Edinburgh Urological Cancer Group, Department of Urology, Western General Hospital, Crewe Road South, Edinburgh, EH4 2XU, United Kingdom.
World J Urol. 2017 Dec;35(12):1871-1877. doi: 10.1007/s00345-017-2077-6. Epub 2017 Aug 12.
To compare the recurrence rate at 3 years (RR-3y) for non-muscle invasive bladder cancer (NMIBC) between good quality (GQ) PDD-TURBT and GQWL-TURBT where PDD is used in routine practice for all new tumours.
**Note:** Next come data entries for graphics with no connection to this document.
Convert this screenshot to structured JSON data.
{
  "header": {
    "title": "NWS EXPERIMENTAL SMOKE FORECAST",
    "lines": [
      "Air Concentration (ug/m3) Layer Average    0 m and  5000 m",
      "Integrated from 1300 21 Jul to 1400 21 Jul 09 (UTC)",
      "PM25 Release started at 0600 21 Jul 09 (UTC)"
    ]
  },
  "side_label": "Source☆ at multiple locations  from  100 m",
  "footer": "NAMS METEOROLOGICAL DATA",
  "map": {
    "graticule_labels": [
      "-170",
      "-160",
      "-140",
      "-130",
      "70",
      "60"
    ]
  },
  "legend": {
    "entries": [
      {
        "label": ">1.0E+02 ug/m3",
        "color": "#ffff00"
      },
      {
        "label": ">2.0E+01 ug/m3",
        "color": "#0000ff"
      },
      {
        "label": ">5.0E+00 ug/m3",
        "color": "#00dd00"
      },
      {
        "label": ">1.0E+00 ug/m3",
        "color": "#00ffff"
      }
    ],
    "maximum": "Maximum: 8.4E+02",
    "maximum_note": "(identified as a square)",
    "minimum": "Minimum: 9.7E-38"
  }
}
All new, consecutive, NMIBC that received "good quality" criteria first TURBT across a university hospital service were prospectively recruited to this study over a 4-year period. Data were prospectively collected on all WL-TURBTs performed in 2007/8 and compared with PDD-TURBT from 2009/10. Only resection meeting strict "good quality criteria" were included from each cohort to control for resection quality, then cases were further matched 1:1 based on demographic and pathological criteria. The primary outcome was overall and risk group-specific recurrence rate at 3 years.
Of 808 patients recruited, 345 had GQ-TURBT for NMIBC and were included. RR-3y was significantly less for GQ-PDD overall [RR-3y: GQ-PDD: 57/146 (39.0%), GQ-WL: 72/135 (53.3%) OR = 0.56 (0.35-0.90) p = 0.02] and on a 1:1 matched pair basis [RR GQ-PDD: 29/118 (24.6) vs. 59/118 (50.0) OR 0.33 (0.19-0.57) p < 0.001)]. Benefit was most marked in high-risk patients: RR-3y in high-risk patients treated with GQ-PDD was 25/48 (52.1%) vs. 28/35 (80%) for GQ-WL [OR 0.27 (0.10-0.74) p = 0.01].
When adopted for all new bladder tumour resections in routine practice, PDD appears to be associated with significantly reduced recurrence rates at 3 years in our "real life" experience, particularly in high-risk patients.
比较常规使用经尿道膀胱肿瘤电切术(TURBT)联合等离子双极电切术(PDD)与 TURBT 联合经尿道膀胱肿瘤钬激光切除术(WL)治疗非肌层浸润性膀胱癌(NMIBC)患者的 3 年无复发生存率(RR-3y)。
本研究为前瞻性队列研究,选取在某大学医院接受首次 TURBT 治疗的所有新诊断的 NMIBC 患者,且 TURBT 质量均符合“高质量”标准。该研究于 4 年内完成,前瞻性收集了 2007/8 年所有 WL-TURBT 患者的数据,并与 2009/10 年的 PDD-TURBT 进行比较。仅纳入每一组中符合严格“高质量标准”的切除标本,以控制切除质量,然后根据人口统计学和病理标准对病例进行 1:1 匹配。主要结局是 3 年时的总体和风险组特异性复发率。
共纳入 808 例患者,其中 345 例患者接受了 GQ-TURBT 治疗,RR-3y 显著降低(总体:RR-3y:GQ-PDD:57/146(39.0%),GQ-WL:72/135(53.3%),OR=0.56(0.35-0.90),p=0.02;1:1 匹配后:RR-GQ-PDD:29/118(24.6%)vs.59/118(50.0%),OR 0.33(0.19-0.57),p<0.001)。在高危患者中获益最为显著:接受 GQ-PDD 治疗的高危患者 RR-3y 为 25/48(52.1%),而接受 GQ-WL 治疗的高危患者为 28/35(80%),OR 0.27(0.10-0.74),p=0.01。
在我们的“真实世界”经验中,当常规应用于所有新的膀胱肿瘤切除术时,与 TURBT 联合 WL 相比,PDD 似乎与 3 年时的复发率显著降低相关,特别是在高危患者中。